LE MANUEL D'EPICTETE
Traduction Mario Meunier
Chapitres IX à XIV
IX





 La maladie est une entrave pour le corps, mais non pour la volonté, si elle ne le veut. La claudication est une entrave pour les jambes, mais non pour la volonté.
Dis-toi de même à chaque accident, et tu trouveras que c'est une entrave pour quelque autre chose, mais non pour toi.

X

A chaque accident qui te survient, souviens-toi, en te repliant sur toi-même, de te demander quelle force tu possèdes pour en tirer usage. Si tu vois un bel homme ou une belle femme, tu trouveras une force contre leur séduction, la tempérance. S'il se pressente une fatigue, tu trouveras l'endurance; contre une injure, tu trouveras la patience. Et, si tu prends cette habitude les idées ne t'emporteront pas.
 
 

XI





Ne dis jamais de quoi que ce soit :  « Je l'ai perdu.mais : « Je l'ai rendu.»  Ton enfant est mort, il est
rendu. Ta femme est morte, elle est rendue. Mon bien m'a été ravi. Eh bien! Il est aussi rendu.«Mais le ravisseur est un scélérat.»  Que t'importe par qui celui qui te l'avait donné te l'ait réclamé? Tant qu'il te le laisse, jouis-en comme d'un bien étranger, comme les passants d'une hôtellerie.
 
 

XII





1.- Si tu veux progresser, rejette de telles réflexions
« Si je néglige mes biens, je n'aurai plus de quoi vivre.»
« Si je ne châtie point mon esclave, il deviendra pervers.»
Or, il vaut mieux mourir de faim, exempt de peine et de crainte, que de vivre dans l'abondance avec le trouble dans l'âme. Il vaut mieux aussi que ton esclave soit méchant, que toi malheureux.

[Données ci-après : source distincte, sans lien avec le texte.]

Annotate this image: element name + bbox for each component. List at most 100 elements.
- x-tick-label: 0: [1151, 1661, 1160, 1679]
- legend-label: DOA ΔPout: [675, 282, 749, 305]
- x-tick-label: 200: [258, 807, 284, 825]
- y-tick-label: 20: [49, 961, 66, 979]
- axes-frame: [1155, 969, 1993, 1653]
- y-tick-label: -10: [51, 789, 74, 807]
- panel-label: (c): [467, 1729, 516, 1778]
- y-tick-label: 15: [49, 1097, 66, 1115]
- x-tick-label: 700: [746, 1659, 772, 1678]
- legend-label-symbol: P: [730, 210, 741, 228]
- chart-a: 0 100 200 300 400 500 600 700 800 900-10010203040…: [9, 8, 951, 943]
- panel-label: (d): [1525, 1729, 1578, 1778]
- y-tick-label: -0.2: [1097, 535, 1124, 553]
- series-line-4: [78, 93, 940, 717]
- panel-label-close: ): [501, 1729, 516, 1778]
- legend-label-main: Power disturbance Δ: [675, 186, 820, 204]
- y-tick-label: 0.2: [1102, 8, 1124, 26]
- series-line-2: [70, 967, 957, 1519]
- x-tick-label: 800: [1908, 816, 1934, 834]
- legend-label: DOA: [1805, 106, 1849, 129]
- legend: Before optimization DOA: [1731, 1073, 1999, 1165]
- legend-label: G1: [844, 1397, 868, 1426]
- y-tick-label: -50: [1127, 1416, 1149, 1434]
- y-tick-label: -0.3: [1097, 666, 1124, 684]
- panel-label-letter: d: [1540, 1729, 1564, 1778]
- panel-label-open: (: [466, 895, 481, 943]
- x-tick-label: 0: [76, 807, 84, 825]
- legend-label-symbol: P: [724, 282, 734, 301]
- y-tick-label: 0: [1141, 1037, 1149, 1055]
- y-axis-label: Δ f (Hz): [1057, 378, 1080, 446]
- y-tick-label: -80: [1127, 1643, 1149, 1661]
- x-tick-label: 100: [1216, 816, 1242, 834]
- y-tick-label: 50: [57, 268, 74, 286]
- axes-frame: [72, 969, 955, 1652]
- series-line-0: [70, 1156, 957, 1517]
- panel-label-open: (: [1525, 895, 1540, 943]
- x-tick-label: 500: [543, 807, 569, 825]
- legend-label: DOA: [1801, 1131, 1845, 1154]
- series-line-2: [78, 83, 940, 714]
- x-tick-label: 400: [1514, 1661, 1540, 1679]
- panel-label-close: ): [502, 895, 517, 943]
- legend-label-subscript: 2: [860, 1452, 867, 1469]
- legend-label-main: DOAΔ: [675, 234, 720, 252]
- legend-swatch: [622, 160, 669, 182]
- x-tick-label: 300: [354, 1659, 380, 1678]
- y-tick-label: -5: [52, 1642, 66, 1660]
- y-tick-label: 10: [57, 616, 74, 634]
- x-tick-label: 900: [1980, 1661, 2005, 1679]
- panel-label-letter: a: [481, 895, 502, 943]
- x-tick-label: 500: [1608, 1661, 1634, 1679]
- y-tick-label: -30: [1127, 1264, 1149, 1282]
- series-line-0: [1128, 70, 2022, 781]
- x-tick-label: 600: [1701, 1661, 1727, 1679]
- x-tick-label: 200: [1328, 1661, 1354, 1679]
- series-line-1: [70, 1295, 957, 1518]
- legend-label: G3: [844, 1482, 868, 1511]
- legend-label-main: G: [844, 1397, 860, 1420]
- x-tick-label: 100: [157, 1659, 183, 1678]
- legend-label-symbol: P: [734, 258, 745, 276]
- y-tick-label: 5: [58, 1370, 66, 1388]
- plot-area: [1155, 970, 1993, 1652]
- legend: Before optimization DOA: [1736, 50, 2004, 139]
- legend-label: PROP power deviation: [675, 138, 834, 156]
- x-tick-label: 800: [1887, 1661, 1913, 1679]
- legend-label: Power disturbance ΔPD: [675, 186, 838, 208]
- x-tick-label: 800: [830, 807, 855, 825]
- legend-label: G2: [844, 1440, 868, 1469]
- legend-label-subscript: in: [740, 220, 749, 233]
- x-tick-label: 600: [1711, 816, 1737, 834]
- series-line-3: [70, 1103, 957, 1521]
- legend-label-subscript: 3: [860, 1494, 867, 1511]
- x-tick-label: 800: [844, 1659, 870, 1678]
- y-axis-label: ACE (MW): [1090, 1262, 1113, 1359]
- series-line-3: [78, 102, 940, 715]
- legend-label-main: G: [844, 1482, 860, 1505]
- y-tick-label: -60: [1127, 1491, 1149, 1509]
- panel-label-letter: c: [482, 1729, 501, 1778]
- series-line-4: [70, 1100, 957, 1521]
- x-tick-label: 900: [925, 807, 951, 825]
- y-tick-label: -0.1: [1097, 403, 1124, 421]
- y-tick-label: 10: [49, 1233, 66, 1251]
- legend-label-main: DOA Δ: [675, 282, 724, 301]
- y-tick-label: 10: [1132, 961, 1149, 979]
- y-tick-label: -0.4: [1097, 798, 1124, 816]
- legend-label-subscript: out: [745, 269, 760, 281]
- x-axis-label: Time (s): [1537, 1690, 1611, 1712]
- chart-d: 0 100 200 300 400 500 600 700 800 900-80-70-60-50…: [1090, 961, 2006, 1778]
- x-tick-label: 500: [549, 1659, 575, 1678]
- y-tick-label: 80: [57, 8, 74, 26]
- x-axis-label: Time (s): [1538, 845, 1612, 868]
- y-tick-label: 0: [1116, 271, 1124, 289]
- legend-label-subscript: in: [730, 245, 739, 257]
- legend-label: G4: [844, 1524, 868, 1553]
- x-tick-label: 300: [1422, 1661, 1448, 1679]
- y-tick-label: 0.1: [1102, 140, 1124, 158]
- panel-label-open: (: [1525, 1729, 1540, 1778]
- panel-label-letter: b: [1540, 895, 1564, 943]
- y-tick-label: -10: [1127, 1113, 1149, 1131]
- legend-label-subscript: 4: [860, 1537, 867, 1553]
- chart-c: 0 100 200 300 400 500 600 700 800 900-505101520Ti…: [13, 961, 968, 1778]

2. - Commence donc par les petites choses on laisse couler ton huile, on vole ton vin ? Dis-toi : « C'est à ce prix que se vend l'impassibilité- à ce prix, le calme.»
Rien n'arrive gratis. Lorsque tu appelles ton esclave, pense qu'il peut ne pas avoir entendu, et que s'il a entendu, il peut ne rien faire de ce que tu veux mais dis-toi aussi qu'il n'est pas dans un si bel état
qu'il dépende de lui de te troubler.
 
 

XIII





Si tu veux progresser, résigne-toi, quant aux choses extérieures, quitte à passer pour un insensé et un sot. Ne tiens pas à paraître savoir; et, si tu parais être quelqu'un à quelques-uns, défie-toi de  toi-même. Sache, en effet qu'il n'est pas facile de garder sa volonté dans un état conforme à la nature et de se soucier des choses du dehors. Mais il est de toute nécessite qu'en s'occupant de l'un on doive négliger l'autre.
 
 

XIV





1.- Si tu veux que tes enfants, ta femme et tes amis vivent toujours, tu es un sot; tu veux, en effet, que ce qui ne dépend point de toi en dépende, et que est à autrui soit à toi. Ainsi, si tu veux que ton esclave ne commette aucune faute, tu es un fou, car tu veux  que le vice ne soit point vice, mais autre chose. Mais veux ne pas manquer d'obtenir cc que tu désires, tu le peux. Applique-toi donc à ce que tu peux.

2 - Le maître d'un homme, c'est celui qui a la puissance sur ce que veut ou ne veut pas cet homme,
pour le lui donner ou le lui ôter. Que celui donc qui veut être libre, n'ait ni attrait ni répulsion pour rien de ce qui dépend des autres ; sinon, il sera fatalement malheureux.